Der Kläger stützt den Klageanspruch auf § 26 Abs. 6 Schwerbehindertengesetz – SchwbG –. Danach haben die Vertrauensmänner und Vertrauensfrauen der Schwerbehinderten zum Ausgleich für ihre Tätigkeit, die aus betriebsbedingten oder dienstlichen Gründen außerhalb der Arbeitszeit durchzuführen ist, Anspruch auf entsprechende Arbeits- oder Dienstbefreiung unter Fortzahlung des Arbeitsentgelts oder der Dienstbezüge. Die Teilnahme an Schulungs- und Bildungsveranstaltungen ist jedoch keine Tätigkeit der Vertrauensleute im Sinne dieser Vorschrift. Die Regelung des § 26 Abs. 6 SchwbG ist im Zusammenhang mit § 26 Abs. 4 SchwbG zu seine Während jene Vorschrift die Tätigkeit der Vertrauensleute außerhalb ihrer Arbeitszeit zum Gegenstand hat, befaßt sich § 26 Abs. 4 SchwbG mit der Tätigkeit der Vertrauensleute innerhalb ihrer Arbeitszeit und bestimmt in Satz 1, daß die Vertrauensleute von ihrer beruflichen Tätigkeit ohne Minderung des Arbeitsentgelts oder der Dienstbezüge zu befreien sind, wenn und soweit es zur Durchführung ihrer Aufgaben erforderlich ist. Der Begriff den “Tätigkeit” im Sinne des Abs. 6 kann nicht anders verstanden werden als der Begriff “Durchführung ihrer Aufgaben” in Abs. 4 Satz 1 des § 26 SchwbG. Was zu den Aufgaben der Schwerbehindertenvertretung gehört, ist in § 25 SchwbG näher bestimmt. Die Teilnahme an Schulungs- und Bildungsveranstaltungen ist dort nicht aufgeführt. Vielmehr enthält § 26 Abs. 4 Satz 2 SchwbG eine Sonderregelung für die Teilnahme an Schulungs- und Bildungsveranstaltungen. Danach gilt für sie die Freistellungsregelung des § 26 Abs. 4 Satz 1 SchwbG lediglich entsprechend. Die Teilnahme an Schulungs- und Bildungsveranstaltungen gehört demnach nicht zu den Aufgaben der Schwerbehindertenvertretung und damit zu “ihrer Tätigkeit” im Sinne von § 26 Abs. 6 SchwbG; denn sonst hätte es der Sonderregelung des § 26 Abs. 4 Satz 2 SchwbG nicht bedurft. Wenn § 26 Abs. 6 im Gegensatz zu § 26 Abs. 4 SchwbG die Teilnahme an Schulungs- und Bildungsveranstaltungen nicht ausdrücklich in die Regelung über den Freizeitausgleich einbezieht, so ist hieraus zu schließen, daß ein bezahlter Freizeitausgleich insoweit nicht in Betracht kommen soll.

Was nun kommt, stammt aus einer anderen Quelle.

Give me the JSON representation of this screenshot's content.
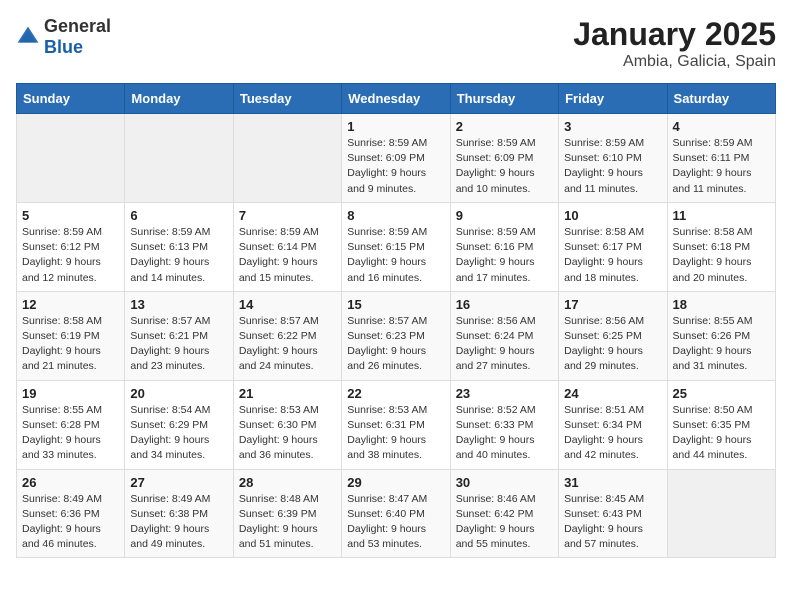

Diese Auslegung entspricht auch dem Sinn und Zweck des § 26 SchwbG, durch den die Rechtsstellung der Vertrauensleute der Schwerbehinderten derjenigen der Betriebsrats- und der Personalratsmitglieder angeglichen werden soll. Hinsichtlich des Kündigungs-, Versetzungs- und Abordnungsschutzes ergibt sich dies unmittelbar aus § 26 Abs. 3 SchwbG. Aber auch die sonstigen Regelungen des § 26 SchwbG sind den entsprechenden Vorschriften des Betriebsverfassungsgesetzes und des Bundespersonalvertretungsgesetzes nachgebildet.

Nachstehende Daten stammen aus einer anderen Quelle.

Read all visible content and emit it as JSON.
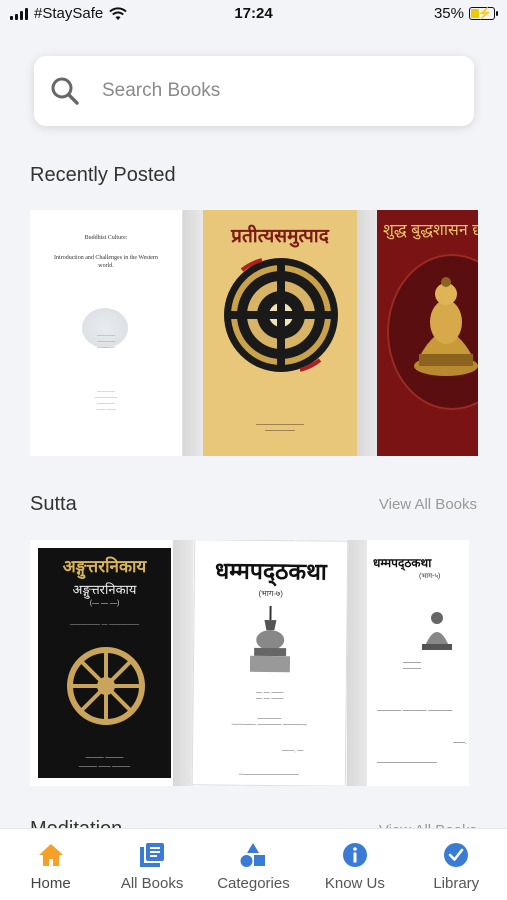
{
  "status_bar": {
    "carrier": "#StaySafe",
    "time": "17:24",
    "battery": "35%",
    "battery_level": 0.35
  },
  "search": {
    "placeholder": "Search Books",
    "icon": "search-icon"
  },
  "sections": [
    {
      "title": "Recently Posted",
      "view_all": "",
      "books": [
        {
          "cover_title": "Buddhist Culture:",
          "cover_lines": [
            "Introduction and Challenges in the Western",
            "world."
          ]
        },
        {
          "cover_title": "प्रतीत्यसमुत्पाद"
        },
        {
          "cover_title": "शुद्ध बुद्धशासन छगू"
        }
      ]
    },
    {
      "title": "Sutta",
      "view_all": "View All Books",
      "books": [
        {
          "cover_title": "अङ्गुत्तरनिकाय",
          "cover_subtitle": "अङ्गुत्तरनिकाय"
        },
        {
          "cover_title": "धम्मपद्ठकथा",
          "cover_subtitle": "(भाग-७)"
        },
        {
          "cover_title": "धम्मपद्ठकथा",
          "cover_subtitle": "(भाग-५)"
        }
      ]
    },
    {
      "title": "Meditation",
      "view_all": "View All Books"
    }
  ],
  "tabs": [
    {
      "label": "Home",
      "icon": "home-icon",
      "active": true
    },
    {
      "label": "All Books",
      "icon": "books-icon",
      "active": false
    },
    {
      "label": "Categories",
      "icon": "categories-icon",
      "active": false
    },
    {
      "label": "Know Us",
      "icon": "info-icon",
      "active": false
    },
    {
      "label": "Library",
      "icon": "library-icon",
      "active": false
    }
  ],
  "colors": {
    "background": "#f3f4f7",
    "active_tab": "#f5a028",
    "inactive_tab": "#3a7bd5"
  }
}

Für Betriebsratsmitglieder regelt § 37 Abs. 6 Satz 1 BetrVG die Ansprüche anläßlich der Teilnahme an einer Schulungs- und Bildungsveranstaltung. Diese Vorschrift enthält eine ähnliche Verweisungsregelung wie § 26 Abs. 4 Satz 2 SchwbG. Sie verweist für die Teilnahme an Schulungs- und Bildungsveranstaltungen nur auf die Freistellungsregelung des Abs. 2, nicht aber auch auf die Regelung des Abs. 3 des § 37 BetrVG über den Ausgleich für betriebsbedingt außerhalb der Arbeitszeit durchgeführte Betriebsratstätigkeit durch entsprechende bezahlte Arbeitsbefreiung. Das Bundesarbeitsgericht hat deshalb entschieden, daß Betriebsratsmitglieder für die Teilnahme an Schulungs- und Bildungsveranstaltungen nur Arbeitsbefreiung unter Fortzahlung des Arbeitsentgelts nach § 37 Abs. 2 BetrVG, nicht aber auch Freizeitausgleich nach § 37 Abs. 3 BetrVG beanspruchen können (BAGE 25, 305, 307 f. = AP Nr. 3 zu § 37 BetrVG 1972, zu 3 der Gründe; BAG Urteil vom 19. Juli 1977 – 1 AZR 302/74 – AP Nr. 31 zu § 37 BetrVG 1972).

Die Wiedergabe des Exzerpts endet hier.